Il n'hésita pas. Il la souleva dans ses bras, ses mouvements prudents et tendres. En se relevant, il regarda par-dessus son épaule vers moi, ses yeux remplis d'un dégoût qui m'anéantit.
« Je suis tellement déçu de toi, Amélie, » dit-il, sa voix basse et venimeuse.
Puis il se tourna et la porta à l'intérieur de la maison, me laissant seule au milieu d'une mer de visages hostiles.
Je lissai ma manche, mes doigts traçant les faibles lignes argentées sur mon poignet, vestiges d'une époque que je ne voulais pas me remémorer, une époque d'une autre douleur. C'était une habitude nerveuse, quelque chose pour me raccrocher à la réalité.
Les invités me fixaient, leurs yeux un mélange de condamnation et de mépris. Léa secoua la tête, un air de profonde pitié sur le visage, avant de se tourner vers son nouveau mari.
« Allons fêter ça ailleurs. C'est juste... trop. »
Ils commencèrent à se disperser, bavardant à voix basse, sur un ton réprobateur, évitant ostensiblement mon regard.
« Je n'en reviens pas. »
« Pauvre Chloé. »
« Elle a toujours été si jalouse. »
Jalouse. Le mot me frappa en plein ventre. Je regardai la maison, la vie que j'avais construite, les gens que j'avais appelés mes amis, et je sentis une vague de quelque chose de chaud et de vif, quelque chose qui transperça le brouillard engourdissant.

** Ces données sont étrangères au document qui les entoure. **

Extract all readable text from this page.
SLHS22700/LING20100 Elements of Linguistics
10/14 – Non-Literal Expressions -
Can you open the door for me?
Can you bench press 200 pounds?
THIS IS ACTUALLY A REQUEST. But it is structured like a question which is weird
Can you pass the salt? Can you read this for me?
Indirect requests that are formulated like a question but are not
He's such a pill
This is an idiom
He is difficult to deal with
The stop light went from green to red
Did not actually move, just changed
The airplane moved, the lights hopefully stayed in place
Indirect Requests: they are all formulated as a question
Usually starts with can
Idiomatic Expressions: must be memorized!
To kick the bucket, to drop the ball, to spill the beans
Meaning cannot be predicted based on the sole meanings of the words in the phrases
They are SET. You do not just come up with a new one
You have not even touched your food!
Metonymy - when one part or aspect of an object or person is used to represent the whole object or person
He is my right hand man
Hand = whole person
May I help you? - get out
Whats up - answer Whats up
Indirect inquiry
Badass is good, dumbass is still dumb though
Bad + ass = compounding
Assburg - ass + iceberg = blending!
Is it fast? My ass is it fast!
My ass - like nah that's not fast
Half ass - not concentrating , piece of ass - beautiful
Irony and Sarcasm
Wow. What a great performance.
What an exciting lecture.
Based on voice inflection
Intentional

« Dehors, » dis-je, ma voix plus forte maintenant, plus claire. « Vous tous. Sortez de ma maison. »
Quelqu'un ricana. Une femme que je connaissais à peine, l'invitée d'un des collègues d'Alexandre.
« Arrête de faire ta connasse, Amélie. Ça ne te va pas. Pas étonnant qu'Alexandre préfère ta sœur. »
La cruauté de ses mots me coupa le souffle.
Alors que les derniers d'entre eux sortaient, laissant une traînée de serviettes jetées et de verres à moitié vides, Léa fut la dernière à partir. Elle s'arrêta au portail, se retournant pour me regarder.
« Il a hésité, tu sais, » dit-elle, sa voix douce, comme si elle partageait un secret. « Quand il l'a portée à l'intérieur. Il a regardé en arrière vers toi. »
Je la fixai, sans comprendre.
Elle soupira.
« Ce n'est pas lui, ça, Amélie. Il t'aime. Tu dois juste être la plus intelligente. »
Puis elle partit, refermant le portail derrière elle avec un léger clic, me scellant à l'intérieur de ma maison vide et violée.